Wednesday, November 13, 2013

Snowplow Parents

A Boston Globe article details "snowplow parents," who interfere constantly with their children in college, including phone calls to professors and administrators. I hadn't heard that term before (a quick Google search shows it has been around a little while) but from experience I am familiar with the concept.

Fortunately, over the years I haven't dealt with parents much. The time I do most is when participating in Explore UNC Charlotte, an event held several times a year at Halton Arena where prospective students and their parents come and learn about different programs. Each major and program has a table with information with a representative. Parents routinely talk for their children.

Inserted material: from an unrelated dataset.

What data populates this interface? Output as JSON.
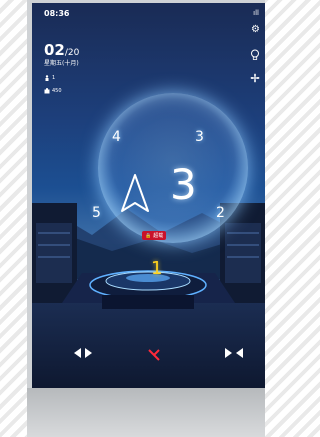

One even said, literally, "We're thinking about law school." The kid stood behind his mother, mute.

But occasionally I also field phone calls and even get personal visits from parents with their children (always, of course, accompanied by the FERPA discussion/signature). Much of the time, at least in my experience, it is a situation where the student has misinformed the parent about a given circumstance, greatly downplaying or omitting their own fault. The parent is annoyed, talks to me, and then I do not hear from them again. Other times they are not angry but just hovering, and the student lets them do all the talking.

Parents should be active in their children's lives, but should not make such contacts except in really serious cases. As the article points out, they are undermining the independence and self-confidence of their children, who need to learn how to navigate problems on their own.